Chronic, low-level inflammation is not, though. The article also says that the most exciting thing is that it may help us understand the precise mechanism of inflammation better, not that the drug itself proved useful (though that is good in itself). Don't forget that until relatively recently, the immune and inflammatory aspects of atherosclerosis were not widely recognized. It was largely considered a passive process, which hurt our efforts to treat it. Even our understanding of cholesterol and other (possibly better) predictors of heart disease, something we have held as truth for some time, is evolving at this moment. Some of these discoveries were made by observations of the effects of some drugs, such as aspirin.

If you live long enough, no matter what you eat or do, some aging process will catch you, and many of these are inflammation-mediated. Some people are also naturally prone to these things. People of "healthy" build have heart attacks, too. So do people with "normal" cholesterol levels. People who ride their bikes a lot also have heart attacks. Getting old sure does suck. It's all downhill from about 20.

Why not have the drugs handy when other measures fail?

We can figure out some of the root causes of how obesity promotes inflammation
Is that real???... Did I just read that.
I don't see why you're so surprised, unless you claim to know something no one else does.
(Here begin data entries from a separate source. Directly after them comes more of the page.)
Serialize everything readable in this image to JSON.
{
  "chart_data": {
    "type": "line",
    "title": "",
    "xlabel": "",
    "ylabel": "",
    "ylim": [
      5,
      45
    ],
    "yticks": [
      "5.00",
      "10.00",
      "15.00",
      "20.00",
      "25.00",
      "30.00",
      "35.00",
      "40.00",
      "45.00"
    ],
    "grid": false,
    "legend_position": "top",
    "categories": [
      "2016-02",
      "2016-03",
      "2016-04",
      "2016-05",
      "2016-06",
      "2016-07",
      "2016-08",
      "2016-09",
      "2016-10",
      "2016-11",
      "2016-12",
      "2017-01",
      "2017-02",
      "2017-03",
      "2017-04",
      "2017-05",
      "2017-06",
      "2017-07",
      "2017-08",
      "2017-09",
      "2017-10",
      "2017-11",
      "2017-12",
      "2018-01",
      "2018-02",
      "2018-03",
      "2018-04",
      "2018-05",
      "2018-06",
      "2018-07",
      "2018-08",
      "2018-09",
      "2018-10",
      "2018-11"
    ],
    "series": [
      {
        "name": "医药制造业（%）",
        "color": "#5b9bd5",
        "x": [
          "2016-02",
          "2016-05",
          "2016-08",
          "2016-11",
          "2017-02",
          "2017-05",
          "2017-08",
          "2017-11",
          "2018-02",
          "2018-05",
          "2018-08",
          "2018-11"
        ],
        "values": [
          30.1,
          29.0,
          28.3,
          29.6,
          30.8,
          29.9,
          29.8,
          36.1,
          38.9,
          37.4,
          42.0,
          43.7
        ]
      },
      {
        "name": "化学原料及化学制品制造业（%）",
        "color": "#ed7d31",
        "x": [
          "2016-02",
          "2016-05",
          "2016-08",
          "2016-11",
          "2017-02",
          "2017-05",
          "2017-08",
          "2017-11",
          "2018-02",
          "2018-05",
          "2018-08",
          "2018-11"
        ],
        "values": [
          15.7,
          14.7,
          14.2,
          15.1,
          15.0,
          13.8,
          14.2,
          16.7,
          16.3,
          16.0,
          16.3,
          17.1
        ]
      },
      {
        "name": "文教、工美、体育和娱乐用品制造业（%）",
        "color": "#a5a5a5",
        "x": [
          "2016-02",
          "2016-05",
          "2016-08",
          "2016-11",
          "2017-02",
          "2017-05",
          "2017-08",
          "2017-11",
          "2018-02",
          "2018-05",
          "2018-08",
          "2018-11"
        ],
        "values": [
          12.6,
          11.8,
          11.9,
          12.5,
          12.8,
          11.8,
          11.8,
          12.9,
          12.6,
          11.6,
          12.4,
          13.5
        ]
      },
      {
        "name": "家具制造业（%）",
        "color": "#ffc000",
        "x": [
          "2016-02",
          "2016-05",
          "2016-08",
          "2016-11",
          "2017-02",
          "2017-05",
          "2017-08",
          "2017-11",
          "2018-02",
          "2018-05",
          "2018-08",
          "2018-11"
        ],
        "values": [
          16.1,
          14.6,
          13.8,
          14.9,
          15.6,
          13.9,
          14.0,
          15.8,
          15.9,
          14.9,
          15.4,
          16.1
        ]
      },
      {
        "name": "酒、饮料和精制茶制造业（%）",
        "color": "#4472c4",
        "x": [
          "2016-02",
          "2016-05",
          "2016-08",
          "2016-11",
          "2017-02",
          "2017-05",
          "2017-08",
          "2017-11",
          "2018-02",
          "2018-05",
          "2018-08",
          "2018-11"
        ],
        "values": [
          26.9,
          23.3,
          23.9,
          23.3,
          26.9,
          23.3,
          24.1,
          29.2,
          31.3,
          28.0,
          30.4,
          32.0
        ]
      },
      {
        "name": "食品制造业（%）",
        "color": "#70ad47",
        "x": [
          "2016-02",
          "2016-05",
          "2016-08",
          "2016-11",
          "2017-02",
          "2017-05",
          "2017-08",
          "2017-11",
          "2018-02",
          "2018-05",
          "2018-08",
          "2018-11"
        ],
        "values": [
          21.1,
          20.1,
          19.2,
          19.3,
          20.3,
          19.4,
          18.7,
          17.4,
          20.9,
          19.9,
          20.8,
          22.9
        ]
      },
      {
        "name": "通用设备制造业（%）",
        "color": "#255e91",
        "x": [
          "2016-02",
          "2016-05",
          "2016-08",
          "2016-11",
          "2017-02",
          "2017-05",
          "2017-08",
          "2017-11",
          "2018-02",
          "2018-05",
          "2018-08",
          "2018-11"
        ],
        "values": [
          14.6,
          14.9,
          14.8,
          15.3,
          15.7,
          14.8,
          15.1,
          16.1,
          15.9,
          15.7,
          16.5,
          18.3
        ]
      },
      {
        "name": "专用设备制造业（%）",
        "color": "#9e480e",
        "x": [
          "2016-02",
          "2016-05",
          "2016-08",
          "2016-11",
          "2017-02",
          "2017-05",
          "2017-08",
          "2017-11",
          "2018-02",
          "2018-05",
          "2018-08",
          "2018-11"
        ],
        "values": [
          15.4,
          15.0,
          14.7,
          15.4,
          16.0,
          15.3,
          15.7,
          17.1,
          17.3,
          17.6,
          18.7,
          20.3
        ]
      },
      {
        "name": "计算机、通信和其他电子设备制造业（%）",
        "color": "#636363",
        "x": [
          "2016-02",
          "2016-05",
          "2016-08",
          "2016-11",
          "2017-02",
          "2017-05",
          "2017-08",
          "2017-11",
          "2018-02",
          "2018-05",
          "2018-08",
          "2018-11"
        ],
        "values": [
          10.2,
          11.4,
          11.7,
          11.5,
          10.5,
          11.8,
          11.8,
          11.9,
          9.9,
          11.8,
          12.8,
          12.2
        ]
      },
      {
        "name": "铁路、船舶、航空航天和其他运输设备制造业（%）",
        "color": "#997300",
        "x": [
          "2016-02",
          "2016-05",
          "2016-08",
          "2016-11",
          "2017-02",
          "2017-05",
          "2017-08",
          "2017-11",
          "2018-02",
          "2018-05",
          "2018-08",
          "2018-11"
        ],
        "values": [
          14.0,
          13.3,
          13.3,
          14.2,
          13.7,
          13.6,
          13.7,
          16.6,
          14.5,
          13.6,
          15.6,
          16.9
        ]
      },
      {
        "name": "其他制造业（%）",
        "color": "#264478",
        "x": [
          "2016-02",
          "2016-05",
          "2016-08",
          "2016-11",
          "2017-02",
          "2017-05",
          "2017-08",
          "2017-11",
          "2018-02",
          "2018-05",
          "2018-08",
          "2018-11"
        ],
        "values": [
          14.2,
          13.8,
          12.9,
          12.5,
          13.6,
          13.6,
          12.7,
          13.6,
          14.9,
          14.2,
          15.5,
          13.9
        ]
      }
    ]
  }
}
Why is being fat bad for us, exactly? How does it cause inflammation? "Well, clearly it's unnatural and fat people eat McDonald's, so fat causes inflammation" isn't good enough. What is the specific physiology there? The answer is that we don't really know. It may be possible that obesity and other poor health habits are simply correlative, and that obesity isn't actually what we should be worried about.

Saying that everything can be fixed by eating a proper (read: upper-class, educated, white people food) diet, or the Paleo diet, or the Mediterranean diet, or whatever fad is hot this month is dilettantism at best.